«Декабрь 1996 года. Пропали без вести жители Воронежа Исаева И.А., Крапивин О.Е., приехавшие в гости к жителю д. Алексеевка Крапивину Е.В. В 5 км к югу от д. Алексеевка найдена разорванная перчатка, принадлежащая Крапивину О.Е., со следами крови…»
«Декабрь 1997 года. Обнаружен труп лесника местного леспромхоза Сидорова П.П. с множественными колото-резаными ранами тела…»
Как-то не густо в этом году. Пропавших без вести нет. Стоп! Как нет? Вспоминаю статью в газете, которую мне дала Пелагея Герасимовна. Именно тогда пропала семья участкового. Странно. Может быть, ему было неловко писать про своих родных?
Так… 98-й год, 99-й…
ЧТО?!!!
«Декабрь 2000 года. Без вести исчезли жители Воронежа… На месте происшествия, в дер. Чертовка, обнаружена первая фаланга указательного пальца правой руки… Следы крови… Убиты в своем доме… Арбузовы…»
Меня как будто оглушило. Я несколько раз перечитал статью, чувствуя, как меня охватывает паника. Мало того, что этот бывший участковый предсказывает исчезновение каких-то городских ребят, он еще пишет и про убийство моей жены и дочки! Мне эту папку Аникеев дал ранней весной, а сейчас только осень. Странно, что я не видел этот листок раньше. Нет, он точно чокнутый! А я с женой из-за него ругался!
Смотрю – а там и другие года прописаны, вплоть до две тысячи восьмого включительно! Ай да участковый! Лечили его лечили, – да не долечили!
После всего этого страшно заболела голова, и надо было как-то развеяться. Уже стемнело. Жена с дочкой читали вслух какую-то книгу. Мне стало стыдно за постоянную грубость, и сердце сжало, словно клещами. Я тихонько оделся и вышел. Узкий серп месяца повис над лесом, вплотную подступившим к нашему забору. Было немного не по себе, когда мертвые избы, припорошенные инеем, будто окружили меня на тихой безлюдной улице. Сгоревшая изба стояла, спрятавшись в небольшой низине.
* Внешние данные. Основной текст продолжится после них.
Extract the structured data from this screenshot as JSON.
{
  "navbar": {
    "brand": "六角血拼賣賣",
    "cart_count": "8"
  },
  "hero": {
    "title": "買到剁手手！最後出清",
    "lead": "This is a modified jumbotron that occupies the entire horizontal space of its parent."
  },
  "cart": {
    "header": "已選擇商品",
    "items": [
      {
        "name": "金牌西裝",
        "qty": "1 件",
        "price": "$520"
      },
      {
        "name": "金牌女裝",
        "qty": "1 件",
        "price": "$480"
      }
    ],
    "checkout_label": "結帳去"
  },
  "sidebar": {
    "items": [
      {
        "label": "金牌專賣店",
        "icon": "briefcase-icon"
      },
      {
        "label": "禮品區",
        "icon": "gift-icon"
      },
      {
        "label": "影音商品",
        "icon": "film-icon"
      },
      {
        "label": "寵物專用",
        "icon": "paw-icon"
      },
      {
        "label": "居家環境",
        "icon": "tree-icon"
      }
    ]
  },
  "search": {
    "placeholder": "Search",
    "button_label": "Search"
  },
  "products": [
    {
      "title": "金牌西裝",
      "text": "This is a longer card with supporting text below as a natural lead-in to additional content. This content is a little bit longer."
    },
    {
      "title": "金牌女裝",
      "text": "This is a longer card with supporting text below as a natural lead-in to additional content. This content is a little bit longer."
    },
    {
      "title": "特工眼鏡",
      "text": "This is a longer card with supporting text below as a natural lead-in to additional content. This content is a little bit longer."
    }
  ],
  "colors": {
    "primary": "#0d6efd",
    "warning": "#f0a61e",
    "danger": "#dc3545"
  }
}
Черные бревенчатые стены, пара стропил, оставшихся от крыши, печная труба еле виднелись в ночном полумраке. Хотя ветра не было, полуоторванные ставни на пустой впадине окна заворочались с тихим скрежетом. По спине забегали мурашки, и вдруг впереди отчетливо послышался тихий смех. Я попятился – смех раздался сзади, рванулся вбок и окунулся в эти странные шелестящие звуки. Не помня себя от страха, я мчался бегом от дома ведьмы. Смех кружился вокруг меня и слышался то тут, то там. Загнанным зверем я влетел домой, запер входную дверь, обессиленно сполз по косяку на пол и… перекрестился. Это я-то, атеист и скептик!
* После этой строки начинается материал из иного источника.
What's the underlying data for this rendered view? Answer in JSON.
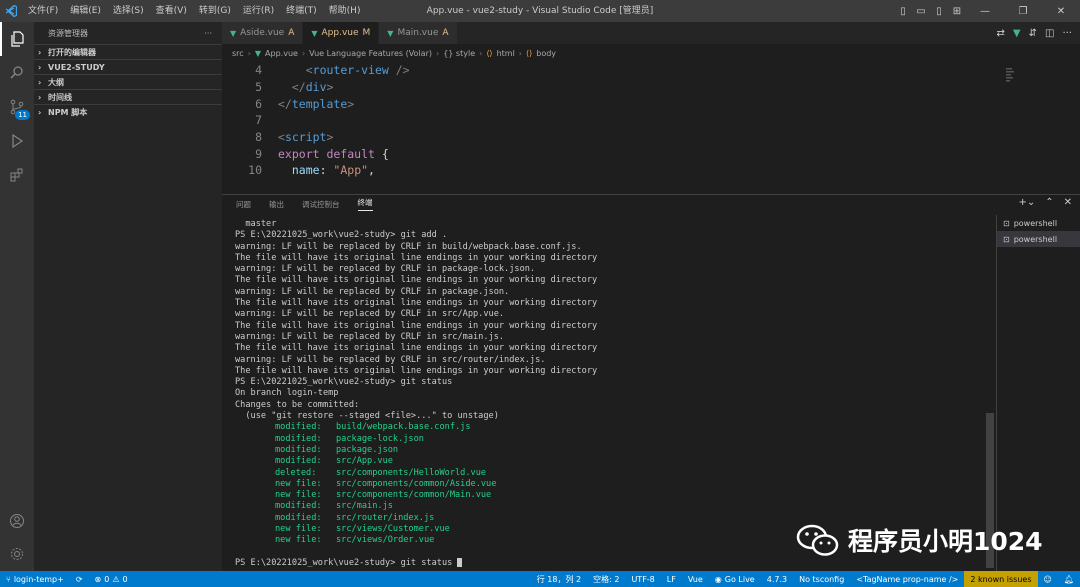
{
  "window": {
    "title": "App.vue - vue2-study - Visual Studio Code [管理员]",
    "menu": [
      "文件(F)",
      "编辑(E)",
      "选择(S)",
      "查看(V)",
      "转到(G)",
      "运行(R)",
      "终端(T)",
      "帮助(H)"
    ]
  },
  "activity": {
    "scm_badge": "11"
  },
  "sidebar": {
    "header": "资源管理器",
    "more": "···",
    "sections": [
      "打开的编辑器",
      "VUE2-STUDY",
      "大纲",
      "时间线",
      "NPM 脚本"
    ]
  },
  "tabs": [
    {
      "name": "Aside.vue",
      "status": "A"
    },
    {
      "name": "App.vue",
      "status": "M"
    },
    {
      "name": "Main.vue",
      "status": "A"
    }
  ],
  "breadcrumb": [
    "src",
    "App.vue",
    "Vue Language Features (Volar)",
    "{} style",
    "html",
    "body"
  ],
  "code": {
    "line_numbers": [
      "4",
      "5",
      "6",
      "7",
      "8",
      "9",
      "10"
    ]
  },
  "panel": {
    "tabs": [
      "问题",
      "输出",
      "调试控制台",
      "终端"
    ],
    "terminal_lines": [
      "  master",
      "PS E:\\20221025_work\\vue2-study> git add .",
      "warning: LF will be replaced by CRLF in build/webpack.base.conf.js.",
      "The file will have its original line endings in your working directory",
      "warning: LF will be replaced by CRLF in package-lock.json.",
      "The file will have its original line endings in your working directory",
      "warning: LF will be replaced by CRLF in package.json.",
      "The file will have its original line endings in your working directory",
      "warning: LF will be replaced by CRLF in src/App.vue.",
      "The file will have its original line endings in your working directory",
      "warning: LF will be replaced by CRLF in src/main.js.",
      "The file will have its original line endings in your working directory",
      "warning: LF will be replaced by CRLF in src/router/index.js.",
      "The file will have its original line endings in your working directory",
      "PS E:\\20221025_work\\vue2-study> git status",
      "On branch login-temp",
      "Changes to be committed:",
      "  (use \"git restore --staged <file>...\" to unstage)"
    ],
    "changes": [
      {
        "kind": "modified:",
        "path": "build/webpack.base.conf.js"
      },
      {
        "kind": "modified:",
        "path": "package-lock.json"
      },
      {
        "kind": "modified:",
        "path": "package.json"
      },
      {
        "kind": "modified:",
        "path": "src/App.vue"
      },
      {
        "kind": "deleted:",
        "path": "src/components/HelloWorld.vue"
      },
      {
        "kind": "new file:",
        "path": "src/components/common/Aside.vue"
      },
      {
        "kind": "new file:",
        "path": "src/components/common/Main.vue"
      },
      {
        "kind": "modified:",
        "path": "src/main.js"
      },
      {
        "kind": "modified:",
        "path": "src/router/index.js"
      },
      {
        "kind": "new file:",
        "path": "src/views/Customer.vue"
      },
      {
        "kind": "new file:",
        "path": "src/views/Order.vue"
      }
    ],
    "prompt": "PS E:\\20221025_work\\vue2-study> git status",
    "terminals": [
      "powershell",
      "powershell"
    ]
  },
  "watermark": "程序员小明1024",
  "status": {
    "branch": "login-temp+",
    "errors": "0",
    "warnings": "0",
    "position": "行 18，列 2",
    "spaces": "空格: 2",
    "encoding": "UTF-8",
    "eol": "LF",
    "language": "Vue",
    "golive": "Go Live",
    "version": "4.7.3",
    "tsconfig": "No tsconfig",
    "tag": "<TagName prop-name />",
    "issues": "2 known issues"
  },
  "colors": {
    "accent": "#007acc",
    "vue": "#41b883",
    "git_added": "#23d18b",
    "modified_tab": "#e2c08d"
  }
}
Ночью мне вновь приснился кошмар. Вокруг гудел огонь, со звоном лопались стекла. По избе, как загнанная волчица, металась безобразная старуха. Густой дым, как туман, стелился по комнате. С грохотом упала горящая балка. Рот страшной женщины растянулся в беззвучном мучительном крике, обнажая корявые желтые зубы, похожие на клыки. Она тщетно била табуреткой то в дверь, то в ставни. От дикого жара на старухе начала обугливаться кожа, седая пакля волос задымилась, сворачиваясь. Она упала, задыхаясь, и из последних сил попыталась открыть крышку подпола, но обрушившаяся крыша, выбив сноп искр, похоронила под собой хозяйку избы.